Petra was so appalled she laughed. She needed answers: "what happens now? I mean, the resignation's got to be related to those soldiers, right?"

"He won't admit that; that's actually the main problem my dad had with publishing a story. He doesn't want to give the people an incomplete work."

"And I can't go in there? Because I was told I was getting tipped, and he still hasn't noticed me."

"I wouldn't go in there if I were you," shrugged Ben.

"Damn," Petra forgot about the Unit Scripts quickly; she had been compensated in a story. Renee Hayes slithered out of the office and exhaled heavily.

"Ben, your father needs you to clean the press. Petra, dear, how are you? It's been a while," Renee was a warm person with a tame persona that almost evened out her husband's kineticism. She and Dean had light blonde hair and fair skin, their faces were long and sharp. Renee was a tall woman, only an inch or so smaller than her husband. They both carried light frames, like overgrown saplings. "Thanks for delivering this, little Val was gonna love it. Tell Bea I said hello."

Still no tip? Oh well, Petra suppressed her greed and hugged Mrs. Hayes. After pleasantries, Mrs. Hayes composed herself and reentered the office tempest. As if on cue, Dean Hayes shouted just as the door opened, "Brutzville deserves better than you, but you're all we've got!"

Dean's face was beet-red, his wispy hair laid wet on his scalp. Ben joked with Petra when she was young that Mr. Hayes' brow wriggled on his forehead when he was overwhelmed, as if the velocity of his thoughts rattled his skull. He looked up frantically at his wife, and he must have seen Petra from the corner of his eye. In his state, he barely recognized one of his son's oldest friends. Dean rushed to the door.

"Can I help you?" Dean shouted. Then he recognized her.

"Oh, Petra! Sorry, you're bigger than when I last saw you."

That was barely a month ago, creep. "Hi, Mr. Hayes. Just dropping off a coat from Ms. Bea."

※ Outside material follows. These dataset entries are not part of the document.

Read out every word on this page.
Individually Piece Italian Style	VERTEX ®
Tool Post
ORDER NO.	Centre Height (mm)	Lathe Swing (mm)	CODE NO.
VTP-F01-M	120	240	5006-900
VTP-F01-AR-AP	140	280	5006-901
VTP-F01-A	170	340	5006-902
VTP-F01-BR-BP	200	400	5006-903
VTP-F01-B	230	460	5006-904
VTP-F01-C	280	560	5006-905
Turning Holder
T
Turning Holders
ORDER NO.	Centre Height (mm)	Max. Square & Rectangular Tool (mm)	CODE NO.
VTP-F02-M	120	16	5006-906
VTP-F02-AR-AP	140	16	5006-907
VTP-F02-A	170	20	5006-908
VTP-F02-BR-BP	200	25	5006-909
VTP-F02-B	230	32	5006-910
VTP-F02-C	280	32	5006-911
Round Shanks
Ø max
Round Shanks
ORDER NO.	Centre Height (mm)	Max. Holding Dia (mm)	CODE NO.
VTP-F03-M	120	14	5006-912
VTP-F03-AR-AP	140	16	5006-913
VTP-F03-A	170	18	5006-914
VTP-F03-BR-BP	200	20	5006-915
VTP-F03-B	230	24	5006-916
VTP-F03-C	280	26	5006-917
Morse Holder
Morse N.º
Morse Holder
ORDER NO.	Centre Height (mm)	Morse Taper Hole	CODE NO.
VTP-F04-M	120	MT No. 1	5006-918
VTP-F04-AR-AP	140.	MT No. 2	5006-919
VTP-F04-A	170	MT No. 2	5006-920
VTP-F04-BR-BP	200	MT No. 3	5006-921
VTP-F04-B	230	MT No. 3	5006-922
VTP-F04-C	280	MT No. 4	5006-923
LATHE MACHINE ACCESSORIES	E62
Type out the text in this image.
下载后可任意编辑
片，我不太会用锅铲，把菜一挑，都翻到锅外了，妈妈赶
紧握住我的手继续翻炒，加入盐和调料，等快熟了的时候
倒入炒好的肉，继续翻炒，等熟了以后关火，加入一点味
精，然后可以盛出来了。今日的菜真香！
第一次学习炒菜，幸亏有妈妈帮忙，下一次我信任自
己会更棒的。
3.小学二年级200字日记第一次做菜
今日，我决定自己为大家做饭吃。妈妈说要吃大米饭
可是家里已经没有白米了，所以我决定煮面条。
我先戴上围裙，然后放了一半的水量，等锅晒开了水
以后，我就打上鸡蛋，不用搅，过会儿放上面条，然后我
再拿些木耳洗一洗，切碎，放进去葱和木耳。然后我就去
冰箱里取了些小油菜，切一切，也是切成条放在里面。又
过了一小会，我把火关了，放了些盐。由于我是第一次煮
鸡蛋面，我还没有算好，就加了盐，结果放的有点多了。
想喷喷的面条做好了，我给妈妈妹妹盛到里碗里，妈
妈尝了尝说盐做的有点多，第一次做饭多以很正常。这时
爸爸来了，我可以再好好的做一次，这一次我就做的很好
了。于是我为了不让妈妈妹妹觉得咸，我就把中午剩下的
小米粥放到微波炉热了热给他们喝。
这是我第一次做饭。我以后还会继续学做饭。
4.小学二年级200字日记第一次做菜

"Great, thanks. Ben, I need you to take notes at tomorrow's town hall. It'll be a big lift. I'll go over details when Petra's gone." Dean was about to reenter the fray with ex-Governor Caine when his brow nearly jumped off his forehead. "Petra, you can read and write well, right?"

Ben and Petra exchanged exasperated looks. Renee snickered, muttering under her breath about her husband's eccentricity.

"Yes, I read and write very well," Petra growled, not masking her annoyance.

Dean Hayes was not in a state of mind fit to interpret subtext. He replied immediately: "awesome. How would you like to take notes in a town hall tomorrow at the twentieth hour? We'd give you fifty--no, eighty scrit."

The annoyance subsided. Petra agreed and shook Dean's sweat-soaked hand. Behind them, Ditto Caine coughed. Ex-Governor Caine was short in stature and slightly pudgy. Beneath his thick glasses were caved, beady eyes fit for a bird. His upper brow had equal hair volume to his entire head. The thick brown hair of his mustache concealed his mouth unless he spoke. The man was well dressed every time he made a public appearance, and while his clothing was as dapper as usual, he looked unkept due to the circumstances.

"I will be heading off now, Dean. Please publicize the town hall to the best of your company's ability. It will be a closed affair; even if I don't agree with your choices of reporters, they will be allowed in. Long live 'independent press' and all." Caine squinted down his nose at Petra and Ben, despite being significantly shorter than Ben and eye-level with Petra. He strutted out the door and into the public eye once again, his demeanor giving away none of the anxiety he showed moments before to Mr. Hayes. Petra wondered how much of Caine's anxiety they had seen, and how much more lay underneath.